Dans un second temps, ces changements portent sur les ventes judiciaires. A compter de juillet 2022, sera créée la nouvelle profession de commissaire de justice qui fusionne commissaires-priseurs judiciaires et huissiers de justice.

L’AVENEMENT DE LA NOUVELLE PROFESSION DE COMMISSAIRE DE JUSTICE

Au 1er juillet 2022, la fusion des professions de commissaire-priseur judiciaire et d’huissier de justice, sous la nouvelle profession de commissaire de justice, sera effective. Ils assureront les ventes aux enchères judiciaires.

Cette fusion résulte de la loi du 6 août 2015 pour la croissance, l’activité et l’égalité des chances économiques, qui porte le nom d’un ministre ayant poursuivi une belle carrière. Cette réforme vise, en particulier, à libéraliser certaines professions, juridiques et judiciaires, afin de les insérer dans un cadre plus concurrentiel.

La création et l’organisation de cette nouvelle profession est intervenue par étapes

Le calendrier de la réforme

Le 6 août 2015, la loi Macron a donné naissance à la nouvelle profession de commissaire de justice et fixé un calendrier de mise en œuvre. Le 1er janvier 2019, son organisation a débuté avec la création de la Chambre nationale des commissaires de justice, un organisme supervisant l’organisation professionnelle des commissaires de justice.

La fusion des professions de commissaire-priseur judiciaire et d’huissier de justice est effective depuis le 1er juillet. Jusqu’à cette date, les deux professions restent distinctes. Cette temporisation devait leur permettre de se préparer et d’acquérir des qualifications complémentaires, afin qu’ils puissent exercer les activités de chacune des deux professions. S’ils remplissent les conditions fixées par décret, ils peuvent mentionner provisoirement leur « qualification » de commissaire de justice.

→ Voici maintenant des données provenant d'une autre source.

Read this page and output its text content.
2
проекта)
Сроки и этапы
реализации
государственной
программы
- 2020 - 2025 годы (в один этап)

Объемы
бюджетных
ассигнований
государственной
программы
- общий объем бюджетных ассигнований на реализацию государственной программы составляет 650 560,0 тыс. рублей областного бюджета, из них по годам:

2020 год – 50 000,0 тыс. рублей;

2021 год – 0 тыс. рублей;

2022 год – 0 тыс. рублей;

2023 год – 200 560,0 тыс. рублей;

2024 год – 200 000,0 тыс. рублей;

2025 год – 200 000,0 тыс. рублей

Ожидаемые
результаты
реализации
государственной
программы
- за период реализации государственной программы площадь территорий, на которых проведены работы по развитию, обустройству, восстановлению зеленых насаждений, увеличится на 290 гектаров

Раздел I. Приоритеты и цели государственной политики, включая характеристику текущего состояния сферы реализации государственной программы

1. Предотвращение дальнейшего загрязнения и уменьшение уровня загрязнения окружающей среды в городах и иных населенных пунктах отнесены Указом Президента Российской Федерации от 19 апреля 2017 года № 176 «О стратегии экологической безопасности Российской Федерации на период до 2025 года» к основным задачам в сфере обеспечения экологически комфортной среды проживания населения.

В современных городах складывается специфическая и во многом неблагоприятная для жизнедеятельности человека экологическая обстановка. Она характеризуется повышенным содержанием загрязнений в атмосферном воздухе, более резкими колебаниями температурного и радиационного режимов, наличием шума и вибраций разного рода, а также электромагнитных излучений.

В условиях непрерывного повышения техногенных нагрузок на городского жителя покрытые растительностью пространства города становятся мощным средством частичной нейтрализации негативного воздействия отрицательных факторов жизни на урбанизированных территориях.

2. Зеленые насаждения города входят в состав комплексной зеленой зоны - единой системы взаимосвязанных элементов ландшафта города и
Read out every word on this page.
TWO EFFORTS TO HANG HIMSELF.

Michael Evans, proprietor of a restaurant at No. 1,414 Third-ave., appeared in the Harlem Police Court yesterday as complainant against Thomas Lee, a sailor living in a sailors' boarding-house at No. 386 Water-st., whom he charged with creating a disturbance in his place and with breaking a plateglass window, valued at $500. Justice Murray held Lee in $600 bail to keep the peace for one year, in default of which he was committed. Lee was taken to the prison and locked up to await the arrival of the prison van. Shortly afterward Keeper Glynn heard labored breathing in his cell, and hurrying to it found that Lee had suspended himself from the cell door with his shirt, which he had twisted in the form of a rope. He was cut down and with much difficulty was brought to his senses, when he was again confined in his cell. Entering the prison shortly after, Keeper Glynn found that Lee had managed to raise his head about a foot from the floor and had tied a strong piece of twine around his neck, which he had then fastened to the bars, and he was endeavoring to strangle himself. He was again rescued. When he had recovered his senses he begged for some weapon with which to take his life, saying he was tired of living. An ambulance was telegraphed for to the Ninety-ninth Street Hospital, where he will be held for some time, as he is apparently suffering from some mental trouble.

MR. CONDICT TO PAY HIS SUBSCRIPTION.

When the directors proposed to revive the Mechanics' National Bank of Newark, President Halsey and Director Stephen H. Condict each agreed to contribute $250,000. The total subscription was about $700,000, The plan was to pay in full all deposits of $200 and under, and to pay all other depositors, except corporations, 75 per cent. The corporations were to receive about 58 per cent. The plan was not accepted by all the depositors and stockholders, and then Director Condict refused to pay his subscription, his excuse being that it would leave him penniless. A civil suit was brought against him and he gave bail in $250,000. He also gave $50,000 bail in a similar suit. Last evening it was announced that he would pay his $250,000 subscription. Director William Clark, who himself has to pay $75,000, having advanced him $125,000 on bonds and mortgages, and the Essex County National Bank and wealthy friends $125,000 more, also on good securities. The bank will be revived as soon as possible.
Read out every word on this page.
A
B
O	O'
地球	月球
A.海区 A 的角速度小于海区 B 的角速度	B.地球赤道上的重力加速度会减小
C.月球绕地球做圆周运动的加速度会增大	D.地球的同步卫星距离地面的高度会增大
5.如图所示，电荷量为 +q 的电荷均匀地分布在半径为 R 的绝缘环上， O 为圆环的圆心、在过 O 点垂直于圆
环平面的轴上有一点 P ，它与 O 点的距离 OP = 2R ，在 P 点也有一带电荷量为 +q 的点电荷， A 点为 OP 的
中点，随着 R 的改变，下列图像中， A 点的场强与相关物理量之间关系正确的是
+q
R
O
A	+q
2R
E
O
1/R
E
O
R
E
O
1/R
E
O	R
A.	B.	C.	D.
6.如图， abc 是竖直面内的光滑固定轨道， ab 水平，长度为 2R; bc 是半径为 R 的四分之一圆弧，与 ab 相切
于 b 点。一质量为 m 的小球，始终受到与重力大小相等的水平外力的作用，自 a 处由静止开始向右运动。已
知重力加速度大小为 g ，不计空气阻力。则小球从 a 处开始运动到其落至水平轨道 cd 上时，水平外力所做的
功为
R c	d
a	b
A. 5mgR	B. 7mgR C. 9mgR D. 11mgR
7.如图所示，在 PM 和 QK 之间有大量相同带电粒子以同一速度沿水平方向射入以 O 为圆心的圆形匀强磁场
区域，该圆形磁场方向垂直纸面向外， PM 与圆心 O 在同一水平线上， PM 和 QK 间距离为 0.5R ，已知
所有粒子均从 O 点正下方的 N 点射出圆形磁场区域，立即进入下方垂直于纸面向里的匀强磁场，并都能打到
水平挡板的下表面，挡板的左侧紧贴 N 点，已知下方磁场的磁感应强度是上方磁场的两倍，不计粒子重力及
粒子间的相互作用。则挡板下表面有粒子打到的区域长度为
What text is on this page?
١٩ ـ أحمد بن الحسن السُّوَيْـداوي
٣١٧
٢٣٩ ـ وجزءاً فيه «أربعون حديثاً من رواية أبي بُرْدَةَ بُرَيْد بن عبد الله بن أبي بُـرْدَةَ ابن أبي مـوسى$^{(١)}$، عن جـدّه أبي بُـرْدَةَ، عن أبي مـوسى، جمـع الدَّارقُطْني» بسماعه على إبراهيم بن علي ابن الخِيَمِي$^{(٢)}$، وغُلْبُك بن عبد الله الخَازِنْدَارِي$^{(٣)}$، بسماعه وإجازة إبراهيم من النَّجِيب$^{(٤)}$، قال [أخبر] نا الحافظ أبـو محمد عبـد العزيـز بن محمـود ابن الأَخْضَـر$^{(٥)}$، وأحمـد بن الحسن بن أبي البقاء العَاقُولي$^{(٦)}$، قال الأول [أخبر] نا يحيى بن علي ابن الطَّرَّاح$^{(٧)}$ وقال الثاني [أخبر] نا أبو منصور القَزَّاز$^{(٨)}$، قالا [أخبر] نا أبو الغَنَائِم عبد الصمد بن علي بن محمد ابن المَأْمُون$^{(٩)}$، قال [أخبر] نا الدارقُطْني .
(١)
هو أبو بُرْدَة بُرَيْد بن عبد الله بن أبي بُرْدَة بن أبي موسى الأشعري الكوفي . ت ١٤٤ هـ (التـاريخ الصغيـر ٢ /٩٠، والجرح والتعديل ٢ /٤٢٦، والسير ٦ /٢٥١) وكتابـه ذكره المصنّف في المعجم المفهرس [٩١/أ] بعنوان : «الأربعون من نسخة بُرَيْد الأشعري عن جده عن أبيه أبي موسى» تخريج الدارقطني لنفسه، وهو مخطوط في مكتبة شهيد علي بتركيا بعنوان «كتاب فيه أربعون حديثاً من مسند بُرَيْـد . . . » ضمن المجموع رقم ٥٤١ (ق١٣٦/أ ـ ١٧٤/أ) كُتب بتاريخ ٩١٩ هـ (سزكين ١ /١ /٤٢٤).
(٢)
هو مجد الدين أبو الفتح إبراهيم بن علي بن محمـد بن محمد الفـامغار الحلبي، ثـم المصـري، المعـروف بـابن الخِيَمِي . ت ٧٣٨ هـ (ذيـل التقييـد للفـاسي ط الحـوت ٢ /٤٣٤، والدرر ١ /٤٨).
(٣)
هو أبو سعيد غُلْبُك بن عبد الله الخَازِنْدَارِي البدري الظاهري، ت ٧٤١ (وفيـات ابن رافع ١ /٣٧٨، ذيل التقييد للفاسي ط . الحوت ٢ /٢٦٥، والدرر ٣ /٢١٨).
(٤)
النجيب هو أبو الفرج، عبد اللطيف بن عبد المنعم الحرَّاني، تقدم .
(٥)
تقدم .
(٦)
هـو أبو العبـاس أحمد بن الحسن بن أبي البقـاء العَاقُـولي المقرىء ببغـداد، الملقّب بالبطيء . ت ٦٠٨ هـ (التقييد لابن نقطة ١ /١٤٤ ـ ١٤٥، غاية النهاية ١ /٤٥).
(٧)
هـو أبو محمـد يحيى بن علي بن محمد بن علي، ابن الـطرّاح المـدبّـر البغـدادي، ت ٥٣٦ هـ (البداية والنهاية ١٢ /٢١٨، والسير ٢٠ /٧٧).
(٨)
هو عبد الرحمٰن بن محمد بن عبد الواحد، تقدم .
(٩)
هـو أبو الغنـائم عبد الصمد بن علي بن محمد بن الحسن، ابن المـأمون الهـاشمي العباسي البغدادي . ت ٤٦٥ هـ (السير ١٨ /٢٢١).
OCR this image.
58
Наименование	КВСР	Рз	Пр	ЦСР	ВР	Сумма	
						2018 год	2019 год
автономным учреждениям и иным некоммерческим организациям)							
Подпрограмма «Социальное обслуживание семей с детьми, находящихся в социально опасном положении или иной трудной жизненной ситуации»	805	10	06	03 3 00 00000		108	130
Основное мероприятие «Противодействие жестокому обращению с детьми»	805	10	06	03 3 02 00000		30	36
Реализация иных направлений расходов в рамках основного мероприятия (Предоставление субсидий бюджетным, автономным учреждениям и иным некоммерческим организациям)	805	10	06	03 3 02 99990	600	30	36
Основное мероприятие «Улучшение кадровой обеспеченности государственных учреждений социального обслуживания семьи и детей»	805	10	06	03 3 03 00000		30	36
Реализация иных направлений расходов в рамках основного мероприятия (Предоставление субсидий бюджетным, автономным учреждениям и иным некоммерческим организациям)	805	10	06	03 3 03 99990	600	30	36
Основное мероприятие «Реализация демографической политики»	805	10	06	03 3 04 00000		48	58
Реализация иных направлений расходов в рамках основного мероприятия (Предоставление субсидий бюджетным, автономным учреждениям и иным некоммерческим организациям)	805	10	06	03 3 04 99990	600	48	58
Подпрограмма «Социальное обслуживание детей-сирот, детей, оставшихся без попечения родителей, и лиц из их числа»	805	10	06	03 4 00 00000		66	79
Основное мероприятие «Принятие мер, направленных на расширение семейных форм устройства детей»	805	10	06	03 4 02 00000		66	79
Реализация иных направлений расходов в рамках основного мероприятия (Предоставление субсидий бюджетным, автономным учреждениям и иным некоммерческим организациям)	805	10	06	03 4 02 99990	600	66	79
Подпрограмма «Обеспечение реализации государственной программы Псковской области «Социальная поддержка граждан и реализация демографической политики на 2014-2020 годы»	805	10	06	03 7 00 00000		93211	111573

A compter du 1er juillet, les professionnels qui auront satisfait ces conditions deviendront commissaires de justice et pourront exercer les deux activités sans restriction. A défaut, ils pourront poursuivre leur ancienne activité jusqu’au 1er juillet 2026 uniquement. Après cette date, ils n’auront plus la faculté d’exercer aucune de ces activités.

Aussi est-il essentiel aux actuels commissaires-priseurs judiciaires et huissiers de justice, dont les connaissances et compétences différaient nécessairement, de répondre aux nouvelles exigences de formation.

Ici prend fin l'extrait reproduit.